Margô 27/04/2020O sexo da mulher sob o critério do prazer masculino A narrativa se abre para o leitor com um “comunicado” do autor que diz que o livro que ali se apresenta é, na verdade, fruto de um original deixando com o porteiro do edifício e que, portanto, seu papel era apenas o de editor da obra. Semelhante coisa fez Daniel Defoe em Moll Flanders, entretanto, os dois autores têm distanciamento tanto em século, como no êxito ao narrar as histórias.

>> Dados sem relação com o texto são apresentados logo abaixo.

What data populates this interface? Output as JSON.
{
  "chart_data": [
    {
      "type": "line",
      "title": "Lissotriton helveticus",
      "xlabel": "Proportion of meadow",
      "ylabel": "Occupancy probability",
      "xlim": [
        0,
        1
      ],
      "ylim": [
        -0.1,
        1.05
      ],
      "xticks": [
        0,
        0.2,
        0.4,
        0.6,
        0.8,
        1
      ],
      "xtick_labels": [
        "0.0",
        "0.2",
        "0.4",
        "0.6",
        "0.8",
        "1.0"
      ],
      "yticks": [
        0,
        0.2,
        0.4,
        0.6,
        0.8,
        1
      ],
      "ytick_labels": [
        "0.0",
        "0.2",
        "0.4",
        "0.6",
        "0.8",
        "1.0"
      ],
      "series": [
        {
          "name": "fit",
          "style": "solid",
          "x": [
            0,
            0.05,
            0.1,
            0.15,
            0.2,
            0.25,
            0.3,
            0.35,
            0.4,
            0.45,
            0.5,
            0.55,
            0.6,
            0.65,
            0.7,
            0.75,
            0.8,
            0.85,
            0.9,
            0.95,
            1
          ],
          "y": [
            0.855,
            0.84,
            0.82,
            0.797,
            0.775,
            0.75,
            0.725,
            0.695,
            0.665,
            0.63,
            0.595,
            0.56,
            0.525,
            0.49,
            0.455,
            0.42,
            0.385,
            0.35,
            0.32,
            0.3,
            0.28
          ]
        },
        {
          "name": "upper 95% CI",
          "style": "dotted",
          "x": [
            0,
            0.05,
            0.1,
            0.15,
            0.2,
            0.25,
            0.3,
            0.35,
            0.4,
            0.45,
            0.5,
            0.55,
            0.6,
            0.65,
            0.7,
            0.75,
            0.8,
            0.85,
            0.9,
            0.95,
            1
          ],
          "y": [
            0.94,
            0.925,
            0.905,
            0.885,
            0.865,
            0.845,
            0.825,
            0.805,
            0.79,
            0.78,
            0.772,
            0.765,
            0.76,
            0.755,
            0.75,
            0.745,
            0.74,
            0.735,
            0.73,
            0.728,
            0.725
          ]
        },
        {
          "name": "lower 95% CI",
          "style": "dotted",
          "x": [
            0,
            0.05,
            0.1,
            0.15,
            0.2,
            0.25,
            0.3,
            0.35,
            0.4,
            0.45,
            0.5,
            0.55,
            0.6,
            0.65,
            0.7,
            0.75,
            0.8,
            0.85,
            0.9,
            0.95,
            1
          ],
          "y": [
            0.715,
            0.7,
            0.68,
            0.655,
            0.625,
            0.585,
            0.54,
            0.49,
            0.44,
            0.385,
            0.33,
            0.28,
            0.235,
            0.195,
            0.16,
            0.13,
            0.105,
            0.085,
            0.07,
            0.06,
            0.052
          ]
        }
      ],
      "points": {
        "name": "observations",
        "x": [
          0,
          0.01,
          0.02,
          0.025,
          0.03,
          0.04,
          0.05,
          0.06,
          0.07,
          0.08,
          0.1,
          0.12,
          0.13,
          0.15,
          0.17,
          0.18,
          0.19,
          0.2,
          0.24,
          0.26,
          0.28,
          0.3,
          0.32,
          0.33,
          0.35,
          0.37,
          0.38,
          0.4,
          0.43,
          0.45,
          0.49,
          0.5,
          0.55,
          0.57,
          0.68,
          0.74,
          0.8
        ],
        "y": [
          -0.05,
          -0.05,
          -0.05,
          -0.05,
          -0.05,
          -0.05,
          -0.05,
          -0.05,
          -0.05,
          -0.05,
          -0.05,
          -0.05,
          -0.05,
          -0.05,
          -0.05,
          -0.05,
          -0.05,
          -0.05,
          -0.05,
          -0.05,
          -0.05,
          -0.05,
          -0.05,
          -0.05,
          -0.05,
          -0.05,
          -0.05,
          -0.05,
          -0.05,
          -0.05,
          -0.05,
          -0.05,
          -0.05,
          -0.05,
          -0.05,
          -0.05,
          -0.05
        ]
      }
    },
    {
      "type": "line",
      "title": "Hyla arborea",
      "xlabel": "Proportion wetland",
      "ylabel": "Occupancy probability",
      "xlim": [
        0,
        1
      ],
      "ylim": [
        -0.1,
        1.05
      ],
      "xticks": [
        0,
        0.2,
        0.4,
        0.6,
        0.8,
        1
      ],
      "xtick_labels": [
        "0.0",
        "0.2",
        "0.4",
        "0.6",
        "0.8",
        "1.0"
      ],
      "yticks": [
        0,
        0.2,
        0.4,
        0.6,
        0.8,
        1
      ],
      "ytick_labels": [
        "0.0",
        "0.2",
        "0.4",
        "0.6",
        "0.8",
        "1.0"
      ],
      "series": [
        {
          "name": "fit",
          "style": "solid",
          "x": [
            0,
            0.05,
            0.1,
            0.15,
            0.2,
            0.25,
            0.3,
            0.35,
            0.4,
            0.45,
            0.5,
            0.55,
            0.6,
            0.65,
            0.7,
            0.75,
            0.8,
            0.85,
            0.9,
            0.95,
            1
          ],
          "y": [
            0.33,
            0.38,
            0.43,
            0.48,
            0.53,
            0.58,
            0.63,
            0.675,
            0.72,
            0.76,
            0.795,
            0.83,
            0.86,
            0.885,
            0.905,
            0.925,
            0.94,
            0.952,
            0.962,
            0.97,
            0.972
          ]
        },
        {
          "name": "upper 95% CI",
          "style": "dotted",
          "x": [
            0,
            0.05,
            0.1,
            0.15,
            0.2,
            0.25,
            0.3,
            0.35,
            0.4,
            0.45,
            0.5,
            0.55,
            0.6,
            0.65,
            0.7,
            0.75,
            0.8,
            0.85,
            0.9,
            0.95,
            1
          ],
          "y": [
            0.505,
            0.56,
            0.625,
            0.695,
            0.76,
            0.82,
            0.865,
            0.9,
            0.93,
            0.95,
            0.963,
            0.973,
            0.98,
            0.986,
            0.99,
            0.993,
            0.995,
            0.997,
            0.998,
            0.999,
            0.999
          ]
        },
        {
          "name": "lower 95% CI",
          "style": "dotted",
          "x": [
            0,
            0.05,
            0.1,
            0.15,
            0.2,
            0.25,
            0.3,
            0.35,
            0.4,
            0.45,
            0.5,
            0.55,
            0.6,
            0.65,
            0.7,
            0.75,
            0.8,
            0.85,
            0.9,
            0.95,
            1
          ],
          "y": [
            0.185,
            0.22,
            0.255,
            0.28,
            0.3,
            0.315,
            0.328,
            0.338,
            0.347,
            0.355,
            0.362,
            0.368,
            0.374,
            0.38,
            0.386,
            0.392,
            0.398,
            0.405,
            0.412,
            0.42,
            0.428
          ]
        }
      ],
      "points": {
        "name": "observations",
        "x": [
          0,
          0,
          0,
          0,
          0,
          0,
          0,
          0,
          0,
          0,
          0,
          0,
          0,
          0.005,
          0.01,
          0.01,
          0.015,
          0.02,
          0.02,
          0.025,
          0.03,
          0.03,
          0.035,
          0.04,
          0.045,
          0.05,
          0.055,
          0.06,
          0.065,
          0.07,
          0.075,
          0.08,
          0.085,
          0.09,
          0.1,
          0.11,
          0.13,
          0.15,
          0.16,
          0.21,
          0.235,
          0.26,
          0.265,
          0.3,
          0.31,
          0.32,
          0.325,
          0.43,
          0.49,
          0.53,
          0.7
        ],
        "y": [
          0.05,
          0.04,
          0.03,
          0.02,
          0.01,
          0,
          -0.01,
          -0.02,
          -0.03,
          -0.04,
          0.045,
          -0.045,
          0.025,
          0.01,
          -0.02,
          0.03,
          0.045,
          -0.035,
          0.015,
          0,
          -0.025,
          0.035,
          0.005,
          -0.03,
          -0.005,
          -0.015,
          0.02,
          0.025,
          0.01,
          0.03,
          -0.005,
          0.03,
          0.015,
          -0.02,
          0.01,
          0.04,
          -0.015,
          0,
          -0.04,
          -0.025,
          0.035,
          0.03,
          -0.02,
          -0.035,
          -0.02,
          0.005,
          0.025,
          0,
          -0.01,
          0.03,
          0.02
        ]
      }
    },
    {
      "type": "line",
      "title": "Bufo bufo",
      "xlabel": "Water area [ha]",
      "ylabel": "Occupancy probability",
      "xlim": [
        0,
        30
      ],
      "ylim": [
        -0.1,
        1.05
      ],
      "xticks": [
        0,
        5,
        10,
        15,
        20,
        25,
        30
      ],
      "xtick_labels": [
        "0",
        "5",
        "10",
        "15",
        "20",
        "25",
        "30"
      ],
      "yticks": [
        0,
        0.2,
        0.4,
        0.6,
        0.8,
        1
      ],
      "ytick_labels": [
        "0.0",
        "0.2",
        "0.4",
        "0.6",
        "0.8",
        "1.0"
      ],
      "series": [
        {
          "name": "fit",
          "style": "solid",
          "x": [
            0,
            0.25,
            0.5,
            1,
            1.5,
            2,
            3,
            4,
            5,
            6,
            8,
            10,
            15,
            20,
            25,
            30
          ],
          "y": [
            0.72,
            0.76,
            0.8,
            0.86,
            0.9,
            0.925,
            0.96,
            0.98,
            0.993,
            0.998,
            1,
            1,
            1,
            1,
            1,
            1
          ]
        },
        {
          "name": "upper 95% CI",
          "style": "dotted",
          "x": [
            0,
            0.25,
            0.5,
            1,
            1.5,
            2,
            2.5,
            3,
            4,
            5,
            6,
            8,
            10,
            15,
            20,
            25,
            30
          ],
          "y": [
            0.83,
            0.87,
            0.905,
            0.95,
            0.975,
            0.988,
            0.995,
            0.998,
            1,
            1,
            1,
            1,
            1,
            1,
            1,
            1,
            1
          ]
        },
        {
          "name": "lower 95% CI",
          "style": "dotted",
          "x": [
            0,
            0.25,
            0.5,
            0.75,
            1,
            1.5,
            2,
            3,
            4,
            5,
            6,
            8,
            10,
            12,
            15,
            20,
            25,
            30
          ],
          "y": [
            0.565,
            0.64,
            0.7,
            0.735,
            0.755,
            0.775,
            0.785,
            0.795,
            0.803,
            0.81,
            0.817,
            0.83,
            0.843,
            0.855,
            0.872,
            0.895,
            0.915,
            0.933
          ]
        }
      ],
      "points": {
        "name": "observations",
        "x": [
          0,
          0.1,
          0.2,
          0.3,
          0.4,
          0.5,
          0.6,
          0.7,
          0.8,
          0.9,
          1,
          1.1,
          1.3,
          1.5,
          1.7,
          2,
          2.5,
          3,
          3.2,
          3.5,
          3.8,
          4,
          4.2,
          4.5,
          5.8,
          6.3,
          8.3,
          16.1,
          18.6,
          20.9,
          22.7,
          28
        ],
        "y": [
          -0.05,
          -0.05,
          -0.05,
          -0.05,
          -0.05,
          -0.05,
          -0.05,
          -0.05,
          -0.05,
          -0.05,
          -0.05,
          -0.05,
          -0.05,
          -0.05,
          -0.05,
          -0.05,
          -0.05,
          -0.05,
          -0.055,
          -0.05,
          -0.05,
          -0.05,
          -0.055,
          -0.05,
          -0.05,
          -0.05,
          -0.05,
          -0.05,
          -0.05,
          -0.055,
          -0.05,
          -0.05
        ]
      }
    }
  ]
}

A obra não é de todo ruim, em alguns pontos chega a funcionar e entrega o que promete por ser uma obra ligada ao pecado da Luxúria. A narradora, a suposta verdadeira autora, vive uma vida sexualmente ativa, permeada de tabus como o relacionamento com o irmão e o tio e a pretensão que possuía de ter relações com o próprio pai. Vive um relacionamento livre com seu namorado/marido e não aceita determinadas amarras. E, já que falamos de uma obra ligada a um dos pecados capitais, trabalharemos com termos religiosos: a obra peca ao tentar definir o que é prazeroso para a mulher e o que é liberdade sexual feminina; como se nós mulheres precisássemos de uma autorização masculina para o prazer. Como se precisássemos da receita para o orgasmo e como se estivéssemos o tempo inteiro encenando performances sexuais para o parceiro.
Durante as cenas de sexo, que, como já disse, funcionam em alguns casos, nota-se que, por tratar-se de uma personagem feminina, os apelos são todos voltados para os possíveis leitores do gênero masculino e para o próprio autor: um homem. São cenas cheias de apelos visuais, com roteiros clichês e pouca, ou quase nenhuma, ligação com a realidade. Mas, por que estou ignorando a suspensão da crença ao apontar que as cenas são pouco ligadas à realidade? Porque, ao vermos uma personagem feminina que, quase nunca, tem direito à preliminares e, como Anastasia Steele, de Cinquenta Tons de Cinza, parece estar sempre totalmente lubrificada, estamos novamente nos colocando no lugar de mulheres que estão no sexo para servir ao prazer masculino e que não temos direito ao nosso próprio prazer.
Em suma, é uma narrativa problemática. O autor tentou seguir um caminho de transferir a responsabilização da narrativa para outrem, e de tornar-se personagem na própria história, mas, ao fazê-lo, não teve o cuidado de deslocar o seu olhar masculino ao espaço feminino, às possibilidades e particularidades ligadas ao gênero ao qual se dizia pertencer sua narradora. Não convence enquanto narrativa, não envolve, não cativa. É só mais um livro para despertar o visual e, como diria o finado Clube do Livro Erótico: “pra ler com uma mão só”.